WANI – Saat gempa bumi melanda Kabupaten Lampung Barat (Lambar) pada 15 Februari 1994, sejak itu nama Suoh mulai terkenal. Letak Suoh yang secara geografis berada cukup jauh dari Liwa, ibu kota Lampung Barat, tersiar kabar di sana banyak korban yang meninggal akibat gempa.
Waktu itu Panglima Kodam II/ Sriwijaya Mayjen TNI Syamsir Siregar langsung memutuskan terbang menuju Suoh dengan helikopter untuk memastikan kebenaran kabar tersebut. Wartawan pun terpacu untuk bisa menjangkau Suoh dengan perjalanan melalui medan yang berat. Walau pun sulit, beberapa wartawan yang gigih berhasil menjangkau daerah pernah dilanda gempa dan letusan freatik tahun 1933.

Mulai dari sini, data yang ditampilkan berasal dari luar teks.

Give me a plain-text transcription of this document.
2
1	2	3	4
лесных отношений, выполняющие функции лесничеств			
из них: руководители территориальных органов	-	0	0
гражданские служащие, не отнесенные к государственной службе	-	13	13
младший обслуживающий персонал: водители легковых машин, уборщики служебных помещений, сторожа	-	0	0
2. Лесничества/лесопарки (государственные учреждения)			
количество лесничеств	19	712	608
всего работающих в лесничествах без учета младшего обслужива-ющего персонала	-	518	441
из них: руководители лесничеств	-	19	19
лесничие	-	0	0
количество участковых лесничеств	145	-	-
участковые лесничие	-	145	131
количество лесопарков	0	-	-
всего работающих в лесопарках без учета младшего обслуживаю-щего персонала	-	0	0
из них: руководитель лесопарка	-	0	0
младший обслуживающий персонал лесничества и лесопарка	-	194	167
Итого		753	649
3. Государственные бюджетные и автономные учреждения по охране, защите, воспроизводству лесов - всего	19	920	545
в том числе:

Gempa Suoh yang terjadi tahun 1933 waktu itu tak berkesudahan, Gunung Ratu di tengah lembah menyemburkan aroma belerang disertai kepulan asap kelabu tebal dan air panas. Waktu itu warga Suoh mengungsi meninggalkan kampung mereka. Gempa tersebut menarik perhatian geolog Belanda Ch E Stehn yang ditugaskan Pemerintah Hindia Belanda untuk meneliti bencana alam tersebut. Stehn datang ke Suoh pada pertengahan Juli hingga awal Agustus 1933.
Baca Juga : Dukung Suoh Menjadi Kawasan Geopark Nasional
Dalam laporannya Stehn menyebutkan, sekitar 13 jam setelah gempa, tanah-tanah di Suoh yang rekah mulai melontarkan air panas. Fenomena geologi ini dikenal sebagai letusan freatik (phreatic eruption), yaitu letusan yang dipicu masuknya air ke kantong magma. Persentuhan air dan magma memicu munculnya uap panas yang segera menjebol sumbat, melontarkan debu, bebatuan, hingga air panas.
Letusan freatik tersebut membentuk dua kawah, yang masing-masing sisi terpanjangnya 1 kilometer dan 2 kilometer. Gejolak tektonik diikuti letusan vulkanik di Suoh itu masih bisa dilihat jejaknya dalam bentuk lima danau yang mengeluarkan air panas yaitu, Danau Asam, Lebar, Minyak, Berikan, dan Selibis.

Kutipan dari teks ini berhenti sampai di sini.